Naqueles setenta e poucos anos, o que ele mais se lembrava era de um mundo covarde demais pra olhá-lo nos olhos. Sem muita escolha, aceitou o caminho fácil, abandonou a si mesmo em troca de "ser alguém", e agora que sentia as últimas gotas de vida escorrendo, percebia também a sede acumulada.
Rabiscava, desajeitado, outro desenho no papel, tentando resgatar as formas de memória, e a firmeza na mão, e a vista, e um talento que já nem sabia se algum dia teve de verdade, quando Marta veio lhe perguntar se a menina poderia passar a noite ali com eles.
E contou a história de mais uma menina enganada por mais um homem sem escrúpulos, mais um aborto sendo feito, e que ela não poderia voltar pra casa, mais uma casa onde imperava um pai com seu falso moralismo e condenações generalizadas, especialmente contra as mulheres, então perguntou se eles poderiam acolhê-la, só por aquela noite, e João falou sim, claro.
Triste, silencioso foi o início daquela noite, e João se lembrava de tantas conversas tidas com Marta em que ela dizia, contra a ideia de que a humanidade fracassou, que quem havia fracassado mesmo eram os homens, mas que afinal, eles eram fisicamente mais fortes e insistiam em manter o fato no topo das relevâncias.
"Ela tem razão", João pensava, "ela tem toda a razão", tendo sido uma das pouquíssimas pessoas capazes de vê-lo, em mais de setenta anos, mais uma entre uma maioria absoluta de mulheres.
E agora, a menina estava ali, a casa ficou ainda mais silenciosa. Ele não a viu, apenas percebia sua presença como uma densa camada de melancolia preenchendo todos os cantos. As mulheres falavam baixo e em tom grave. Andavam devagar e cabisbaixas.

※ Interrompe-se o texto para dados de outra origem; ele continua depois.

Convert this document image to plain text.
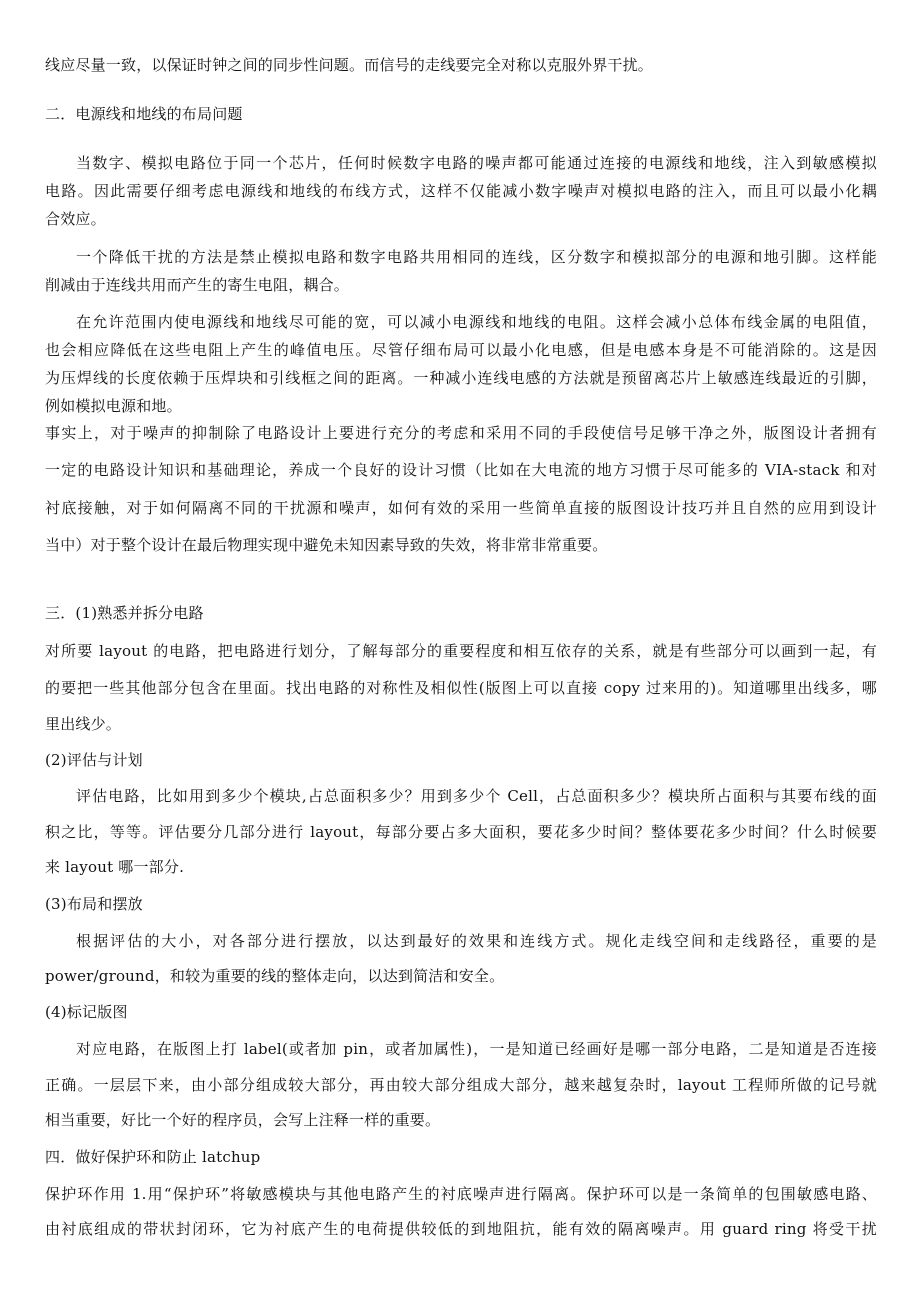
线应尽量一致，以保证时钟之间的同步性问题。而信号的走线要完全对称以克服外界干扰。
二．电源线和地线的布局问题
当数字、模拟电路位于同一个芯片，任何时候数字电路的噪声都可能通过连接的电源线和地线，注入到敏感模拟
电路。因此需要仔细考虑电源线和地线的布线方式，这样不仅能减小数字噪声对模拟电路的注入，而且可以最小化耦
合效应。
一个降低干扰的方法是禁止模拟电路和数字电路共用相同的连线，区分数字和模拟部分的电源和地引脚。这样能
削减由于连线共用而产生的寄生电阻，耦合。
在允许范围内使电源线和地线尽可能的宽，可以减小电源线和地线的电阻。这样会减小总体布线金属的电阻值，
也会相应降低在这些电阻上产生的峰值电压。尽管仔细布局可以最小化电感，但是电感本身是不可能消除的。这是因
为压焊线的长度依赖于压焊块和引线框之间的距离。一种减小连线电感的方法就是预留离芯片上敏感连线最近的引脚，
例如模拟电源和地。
事实上，对于噪声的抑制除了电路设计上要进行充分的考虑和采用不同的手段使信号足够干净之外，版图设计者拥有
一定的电路设计知识和基础理论，养成一个良好的设计习惯（比如在大电流的地方习惯于尽可能多的 VIA-stack 和对
衬底接触，对于如何隔离不同的干扰源和噪声，如何有效的采用一些简单直接的版图设计技巧并且自然的应用到设计
当中）对于整个设计在最后物理实现中避免未知因素导致的失效，将非常非常重要。
三．(1)熟悉并拆分电路
对所要 layout 的电路，把电路进行划分，了解每部分的重要程度和相互依存的关系，就是有些部分可以画到一起，有
的要把一些其他部分包含在里面。找出电路的对称性及相似性(版图上可以直接 copy 过来用的)。知道哪里出线多，哪
里出线少。
(2)评估与计划
评估电路，比如用到多少个模块,占总面积多少？用到多少个 Cell，占总面积多少？模块所占面积与其要布线的面
积之比，等等。评估要分几部分进行 layout，每部分要占多大面积，要花多少时间？整体要花多少时间？什么时候要
来 layout 哪一部分.
(3)布局和摆放
根据评估的大小，对各部分进行摆放，以达到最好的效果和连线方式。规化走线空间和走线路径，重要的是
power/ground，和较为重要的线的整体走向，以达到简洁和安全。
(4)标记版图
对应电路，在版图上打 label(或者加 pin，或者加属性)，一是知道已经画好是哪一部分电路，二是知道是否连接
正确。一层层下来，由小部分组成较大部分，再由较大部分组成大部分，越来越复杂时，layout 工程师所做的记号就
相当重要，好比一个好的程序员，会写上注释一样的重要。
四．做好保护环和防止 latchup
保护环作用 1.用“保护环”将敏感模块与其他电路产生的衬底噪声进行隔离。保护环可以是一条简单的包围敏感电路、
由衬底组成的带状封闭环，它为衬底产生的电荷提供较低的到地阻抗，能有效的隔离噪声。用 guard ring 将受干扰
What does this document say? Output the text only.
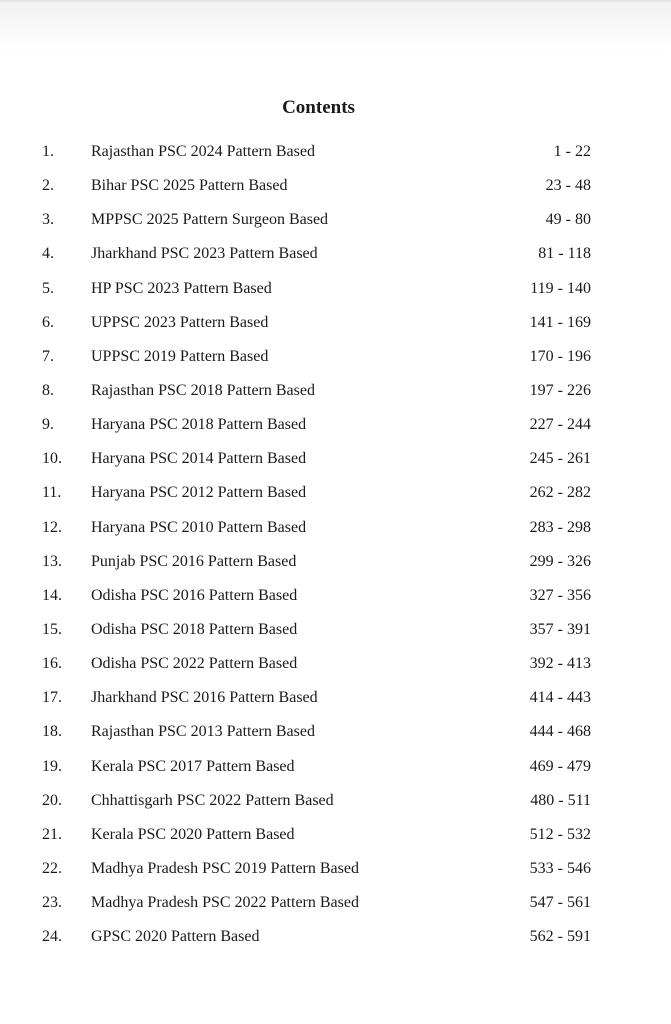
Contents
1. Rajasthan PSC 2024 Pattern Based	1 - 22
2. Bihar PSC 2025 Pattern Based	23 - 48
3. MPPSC 2025 Pattern Surgeon Based	49 - 80
4. Jharkhand PSC 2023 Pattern Based	81 - 118
5. HP PSC 2023 Pattern Based	119 - 140
6. UPPSC 2023 Pattern Based	141 - 169
7. UPPSC 2019 Pattern Based	170 - 196
8. Rajasthan PSC 2018 Pattern Based	197 - 226
9. Haryana PSC 2018 Pattern Based	227 - 244
10. Haryana PSC 2014 Pattern Based	245 - 261
11. Haryana PSC 2012 Pattern Based	262 - 282
12. Haryana PSC 2010 Pattern Based	283 - 298
13. Punjab PSC 2016 Pattern Based	299 - 326
14. Odisha PSC 2016 Pattern Based	327 - 356
15. Odisha PSC 2018 Pattern Based	357 - 391
16. Odisha PSC 2022 Pattern Based	392 - 413
17. Jharkhand PSC 2016 Pattern Based	414 - 443
18. Rajasthan PSC 2013 Pattern Based	444 - 468
19. Kerala PSC 2017 Pattern Based	469 - 479
20. Chhattisgarh PSC 2022 Pattern Based	480 - 511
21. Kerala PSC 2020 Pattern Based	512 - 532
22. Madhya Pradesh PSC 2019 Pattern Based	533 - 546
23. Madhya Pradesh PSC 2022 Pattern Based	547 - 561
24. GPSC 2020 Pattern Based	562 - 591
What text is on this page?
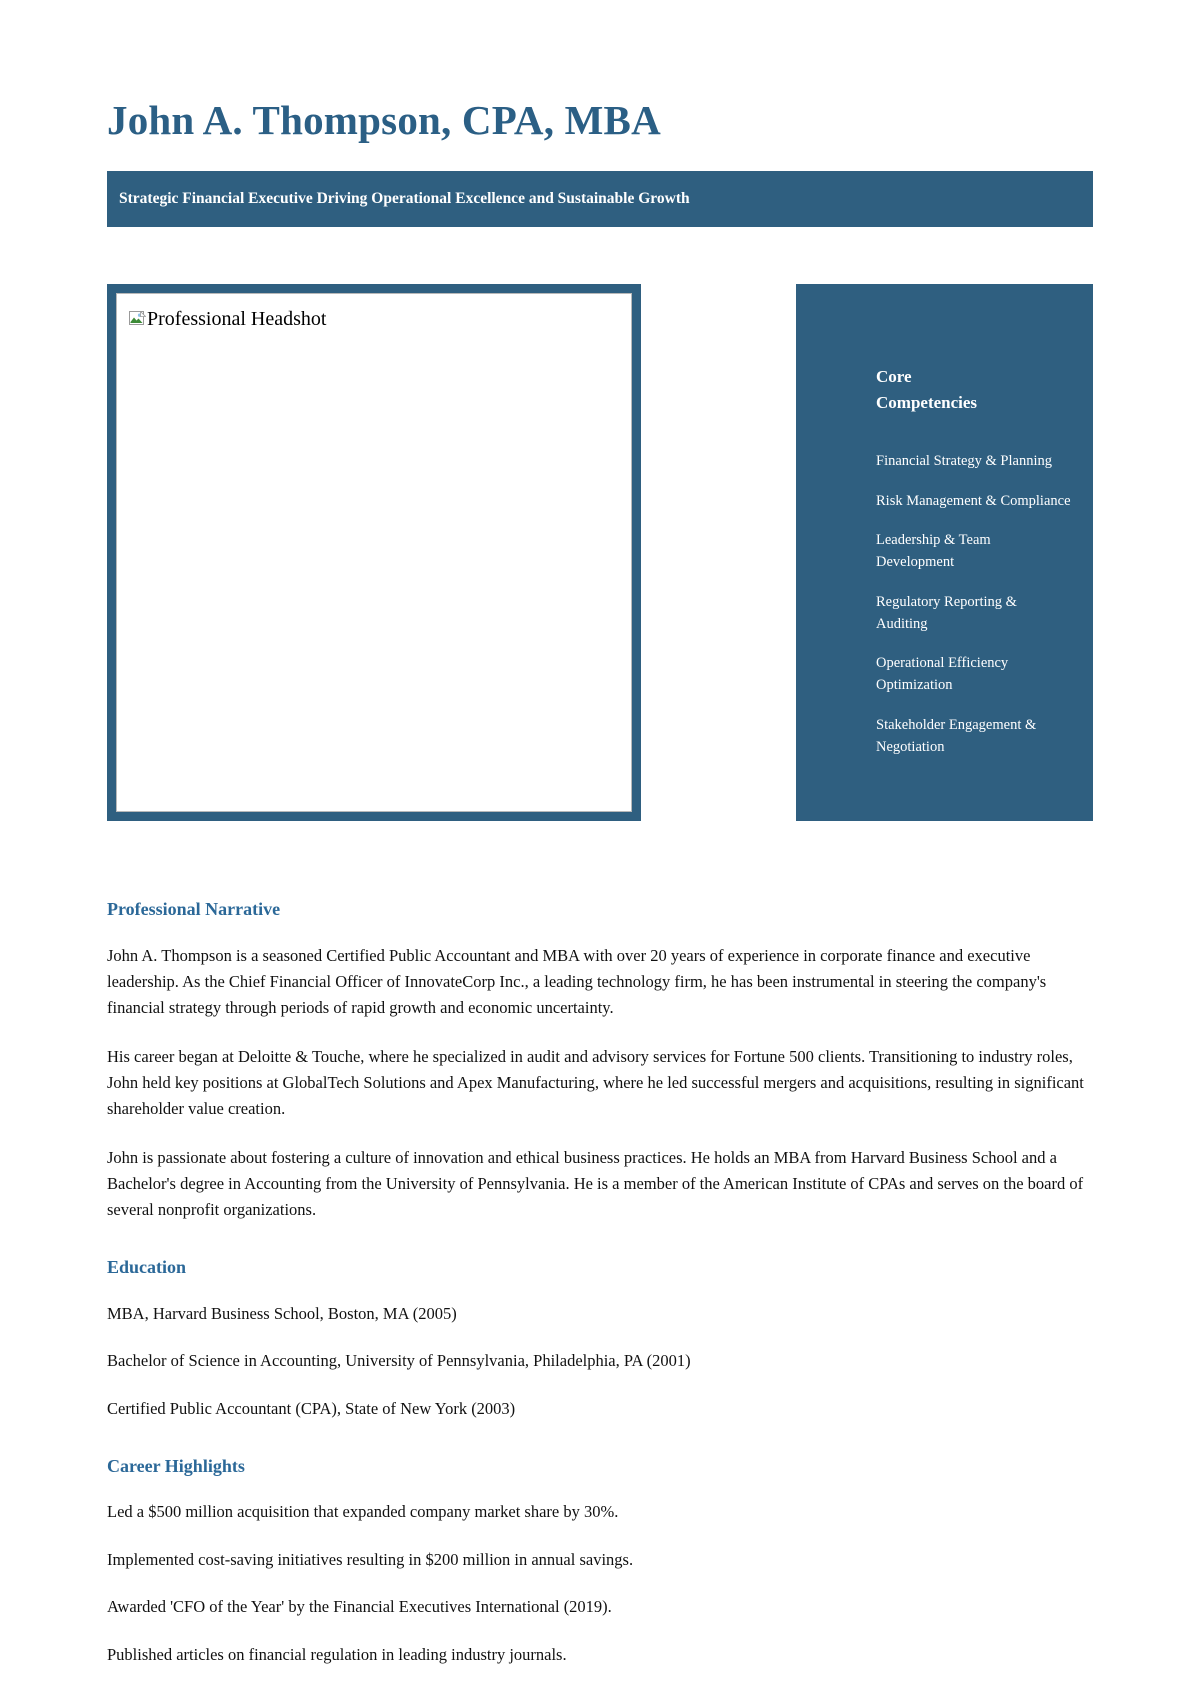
John A. Thompson, CPA, MBA
Strategic Financial Executive Driving Operational Excellence and Sustainable Growth
Professional Headshot
Core Competencies
Financial Strategy & Planning
Risk Management & Compliance
Leadership & Team Development
Regulatory Reporting & Auditing
Operational Efficiency Optimization
Stakeholder Engagement & Negotiation
Professional Narrative

John A. Thompson is a seasoned Certified Public Accountant and MBA with over 20 years of experience in corporate finance and executive leadership. As the Chief Financial Officer of InnovateCorp Inc., a leading technology firm, he has been instrumental in steering the company's financial strategy through periods of rapid growth and economic uncertainty.

His career began at Deloitte & Touche, where he specialized in audit and advisory services for Fortune 500 clients. Transitioning to industry roles, John held key positions at GlobalTech Solutions and Apex Manufacturing, where he led successful mergers and acquisitions, resulting in significant shareholder value creation.

John is passionate about fostering a culture of innovation and ethical business practices. He holds an MBA from Harvard Business School and a Bachelor's degree in Accounting from the University of Pennsylvania. He is a member of the American Institute of CPAs and serves on the board of several nonprofit organizations.

Education
MBA, Harvard Business School, Boston, MA (2005)
Bachelor of Science in Accounting, University of Pennsylvania, Philadelphia, PA (2001)
Certified Public Accountant (CPA), State of New York (2003)
Career Highlights
Led a $500 million acquisition that expanded company market share by 30%.
Implemented cost-saving initiatives resulting in $200 million in annual savings.
Awarded 'CFO of the Year' by the Financial Executives International (2019).
Published articles on financial regulation in leading industry journals.
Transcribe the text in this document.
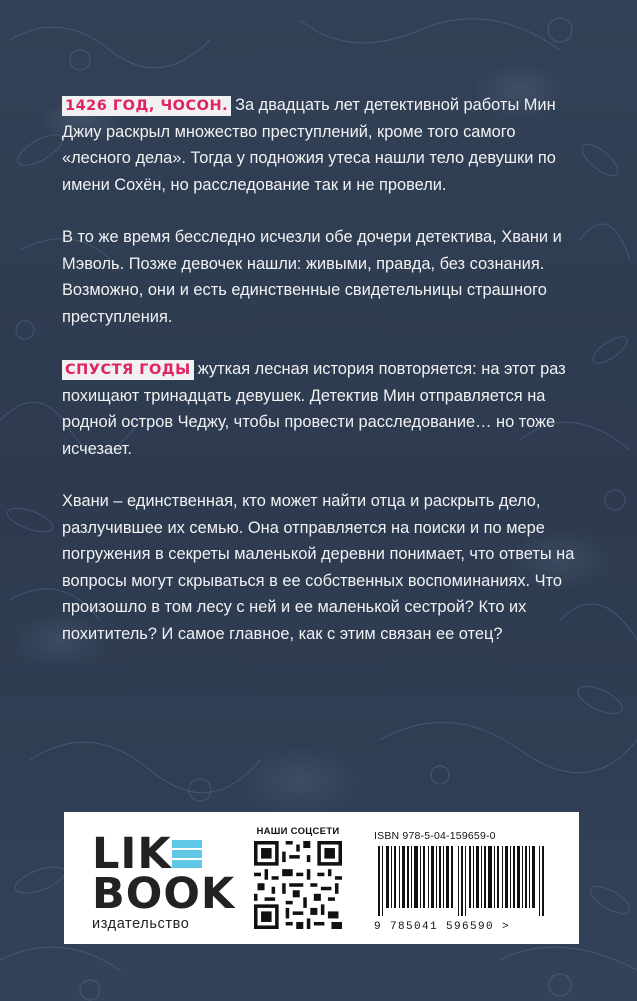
1426 ГОД, ЧОСОН. За двадцать лет детективной работы Мин Джиу раскрыл множество преступлений, кроме того самого «лесного дела». Тогда у подножия утеса нашли тело девушки по имени Сохён, но расследование так и не провели.

В то же время бесследно исчезли обе дочери детектива, Хвани и Мэволь. Позже девочек нашли: живыми, правда, без сознания. Возможно, они и есть единственные свидетельницы страшного преступления.

СПУСТЯ ГОДЫ жуткая лесная история повторяется: на этот раз похищают тринадцать девушек. Детектив Мин отправляется на родной остров Чеджу, чтобы провести расследование… но тоже исчезает.

Хвани – единственная, кто может найти отца и раскрыть дело, разлучившее их семью. Она отправляется на поиски и по мере погружения в секреты маленькой деревни понимает, что ответы на вопросы могут скрываться в ее собственных воспоминаниях. Что произошло в том лесу с ней и ее маленькой сестрой? Кто их похититель? И самое главное, как с этим связан ее отец?

LIK
BOOK
издательство
НАШИ СОЦСЕТИ	ISBN 978-5-04-159659-0
9 785041 596590 >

João reencontrou o desenho sobre sua mesa um pouco antes de dormir. Marta veio lhe dizer que a menina estava descansando, que ela iria embora assim que amanhecesse e que eles não precisavam se preocupar, mas dizia isso com a voz meio embargada. Parou a meio caminho de sair, olhando em direção ao nada, e disse triste e devagar "Vitória. Ela se chama Vitória. Quinze anos."
Quando a porta se fechou, ele voltou a olhar pro seu desenho, indiscutivelmente premonitório, uma escultura de mais de dois mil anos, sem cabeça e de asas abertas, com aquele mesmo nome. O que não queria dizer absolutamente nada. João nem saberia explicar por que chorava.